NOBODY WANTS POLLUTION.
Nobody wants the world to be paved over. Nobody wants ugly landscapes. The problem is, there’s currently no way to make communal decisions about what landscapes ought to look like or whether there should be pollution. Instead, each of us is forced to make individual decisions about how to act, without any control over what our fellow citizens do or any real way to discuss it with them. So the effect of each of us acting narrowly for our own self interest is the ugly and dangerous and unhealthy environment we have now that none of us like. I don’t think the world’s in a bad environmental state because humans are greedy and horrible and want that sort of bad environment. If only we had a democratic way to decide and act cooperatively to build our environment, we’d build a good one, because actually I think we have pretty good taste.

I GREW UP IN MANHATTAN, AND I HAVE THE SAME EXPERIENCE LOOKING AT THE CITY’S SKYLINE that people have when they look at the magnificence and enormity of the Rocky Mountains.
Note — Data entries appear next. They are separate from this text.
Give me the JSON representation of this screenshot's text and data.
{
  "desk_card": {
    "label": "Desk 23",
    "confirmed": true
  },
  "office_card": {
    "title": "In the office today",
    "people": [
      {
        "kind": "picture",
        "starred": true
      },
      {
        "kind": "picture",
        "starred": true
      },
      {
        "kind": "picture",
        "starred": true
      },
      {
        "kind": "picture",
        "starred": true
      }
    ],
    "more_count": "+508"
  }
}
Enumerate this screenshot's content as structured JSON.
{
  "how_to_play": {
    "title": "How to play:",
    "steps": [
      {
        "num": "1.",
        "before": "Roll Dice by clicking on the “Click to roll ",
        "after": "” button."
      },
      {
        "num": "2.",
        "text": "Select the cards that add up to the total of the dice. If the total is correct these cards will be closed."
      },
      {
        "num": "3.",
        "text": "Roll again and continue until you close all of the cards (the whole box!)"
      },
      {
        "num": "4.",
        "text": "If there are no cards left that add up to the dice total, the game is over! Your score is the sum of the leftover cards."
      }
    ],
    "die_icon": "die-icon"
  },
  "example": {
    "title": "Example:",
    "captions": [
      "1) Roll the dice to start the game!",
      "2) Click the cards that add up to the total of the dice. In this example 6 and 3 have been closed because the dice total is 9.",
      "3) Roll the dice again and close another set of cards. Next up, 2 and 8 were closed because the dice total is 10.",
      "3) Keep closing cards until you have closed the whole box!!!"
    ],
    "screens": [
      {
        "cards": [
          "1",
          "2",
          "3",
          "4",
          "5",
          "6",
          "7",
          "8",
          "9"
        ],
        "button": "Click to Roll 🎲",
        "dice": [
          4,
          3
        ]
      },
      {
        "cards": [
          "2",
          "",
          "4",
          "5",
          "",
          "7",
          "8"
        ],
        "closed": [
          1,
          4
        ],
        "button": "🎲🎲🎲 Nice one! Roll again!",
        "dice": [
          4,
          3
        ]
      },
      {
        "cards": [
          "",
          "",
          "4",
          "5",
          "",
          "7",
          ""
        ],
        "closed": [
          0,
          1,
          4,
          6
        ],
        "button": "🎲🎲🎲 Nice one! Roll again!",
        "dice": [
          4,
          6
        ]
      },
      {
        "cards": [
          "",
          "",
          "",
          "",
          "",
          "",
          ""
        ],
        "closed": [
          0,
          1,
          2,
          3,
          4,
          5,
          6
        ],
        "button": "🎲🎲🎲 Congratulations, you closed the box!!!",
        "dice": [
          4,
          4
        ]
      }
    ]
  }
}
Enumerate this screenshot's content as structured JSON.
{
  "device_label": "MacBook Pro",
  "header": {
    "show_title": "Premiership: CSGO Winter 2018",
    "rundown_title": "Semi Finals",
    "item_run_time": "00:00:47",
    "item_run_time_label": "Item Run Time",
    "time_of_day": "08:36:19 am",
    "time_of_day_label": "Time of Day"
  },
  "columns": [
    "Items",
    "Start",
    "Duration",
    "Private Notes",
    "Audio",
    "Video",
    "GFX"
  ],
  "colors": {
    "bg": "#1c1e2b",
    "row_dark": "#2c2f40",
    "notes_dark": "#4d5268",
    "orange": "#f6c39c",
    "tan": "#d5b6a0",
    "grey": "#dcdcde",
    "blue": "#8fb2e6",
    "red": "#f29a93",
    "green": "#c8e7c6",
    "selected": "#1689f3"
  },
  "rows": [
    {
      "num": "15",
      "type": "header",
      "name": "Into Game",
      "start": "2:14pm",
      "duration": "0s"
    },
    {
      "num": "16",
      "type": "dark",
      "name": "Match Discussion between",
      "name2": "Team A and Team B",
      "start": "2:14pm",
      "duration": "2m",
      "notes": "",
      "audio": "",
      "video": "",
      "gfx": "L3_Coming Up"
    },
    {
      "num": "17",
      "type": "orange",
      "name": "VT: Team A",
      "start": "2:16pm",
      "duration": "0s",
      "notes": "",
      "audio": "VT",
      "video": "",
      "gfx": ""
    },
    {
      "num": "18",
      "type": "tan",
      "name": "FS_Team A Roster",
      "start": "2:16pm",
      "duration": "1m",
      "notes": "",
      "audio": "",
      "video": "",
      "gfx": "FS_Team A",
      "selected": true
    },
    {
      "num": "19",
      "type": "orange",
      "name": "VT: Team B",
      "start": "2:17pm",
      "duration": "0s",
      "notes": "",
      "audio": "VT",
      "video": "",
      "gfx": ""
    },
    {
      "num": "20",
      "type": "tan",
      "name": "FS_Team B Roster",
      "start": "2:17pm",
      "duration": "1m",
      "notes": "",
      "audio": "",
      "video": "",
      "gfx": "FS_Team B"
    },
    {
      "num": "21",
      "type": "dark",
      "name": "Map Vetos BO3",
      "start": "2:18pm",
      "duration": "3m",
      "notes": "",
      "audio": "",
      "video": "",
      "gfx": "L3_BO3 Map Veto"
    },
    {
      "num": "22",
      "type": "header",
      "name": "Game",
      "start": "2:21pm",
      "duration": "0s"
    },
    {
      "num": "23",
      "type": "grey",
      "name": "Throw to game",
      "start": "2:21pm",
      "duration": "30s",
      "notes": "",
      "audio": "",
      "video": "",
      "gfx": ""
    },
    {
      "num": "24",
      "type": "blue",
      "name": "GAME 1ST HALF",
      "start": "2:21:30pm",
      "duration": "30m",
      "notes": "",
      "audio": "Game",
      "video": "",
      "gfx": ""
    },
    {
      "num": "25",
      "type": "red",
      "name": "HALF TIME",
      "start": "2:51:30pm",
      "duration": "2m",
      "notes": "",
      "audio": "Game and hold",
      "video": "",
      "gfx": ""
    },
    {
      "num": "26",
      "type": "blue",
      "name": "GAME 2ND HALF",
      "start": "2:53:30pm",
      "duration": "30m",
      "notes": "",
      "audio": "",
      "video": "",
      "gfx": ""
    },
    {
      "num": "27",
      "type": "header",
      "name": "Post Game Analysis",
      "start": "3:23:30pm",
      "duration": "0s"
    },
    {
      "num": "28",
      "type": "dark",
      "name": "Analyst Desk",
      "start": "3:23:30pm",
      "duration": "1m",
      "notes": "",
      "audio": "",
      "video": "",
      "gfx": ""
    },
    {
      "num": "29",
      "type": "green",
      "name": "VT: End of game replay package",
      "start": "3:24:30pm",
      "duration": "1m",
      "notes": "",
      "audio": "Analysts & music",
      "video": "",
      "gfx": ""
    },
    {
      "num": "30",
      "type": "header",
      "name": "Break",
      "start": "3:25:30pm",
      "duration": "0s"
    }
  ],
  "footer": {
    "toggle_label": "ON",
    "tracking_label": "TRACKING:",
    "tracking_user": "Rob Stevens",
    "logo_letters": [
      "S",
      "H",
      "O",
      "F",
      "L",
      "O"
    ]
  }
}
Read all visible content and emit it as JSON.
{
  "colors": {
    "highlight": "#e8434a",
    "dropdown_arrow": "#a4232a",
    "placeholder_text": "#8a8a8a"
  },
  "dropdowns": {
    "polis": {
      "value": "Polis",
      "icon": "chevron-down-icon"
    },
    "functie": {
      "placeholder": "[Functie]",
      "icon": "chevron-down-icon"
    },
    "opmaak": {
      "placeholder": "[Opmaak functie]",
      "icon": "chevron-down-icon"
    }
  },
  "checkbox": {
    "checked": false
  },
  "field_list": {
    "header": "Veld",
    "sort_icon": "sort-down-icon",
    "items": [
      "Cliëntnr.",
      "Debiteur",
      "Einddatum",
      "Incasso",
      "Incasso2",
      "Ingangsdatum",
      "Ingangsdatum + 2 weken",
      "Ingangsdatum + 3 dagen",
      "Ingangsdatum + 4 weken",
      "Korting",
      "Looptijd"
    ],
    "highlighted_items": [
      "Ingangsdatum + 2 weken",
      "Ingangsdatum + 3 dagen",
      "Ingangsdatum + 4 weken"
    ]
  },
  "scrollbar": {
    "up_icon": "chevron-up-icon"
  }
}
It just strikes me as remarkable and terrific, and in a way I have to say the skyline is more astonishing, just because it was built by humans; I don’t see cities as merely examples of the destruction of nature. No one designed the skyline as such, but when you see it you see the consequences of the efforts and practices of lots of different humans. Environmental philosophy should also pay attention to that sort of environment. The environment isn’t something outside us and separate from us: in a certain sense it also is us, or is an expression of us. I think there’s something philosophically interesting about that.

IT’S REALLY IMPORTANT TO UNDERSTAND WHY THE OTHER VIEW SEEMS RIGHT to the person who’s holding it. You can never be sure that you’re right. I emphasize this to my students: always look for the person who’s disagreeing with you, and know their arguments against you. That’s the most important thing to do. It doesn’t help you to find the truth if you only talk to people who agree with you. Find someone who can criticize your argument and find its weak points: that’s the way to get to the truth.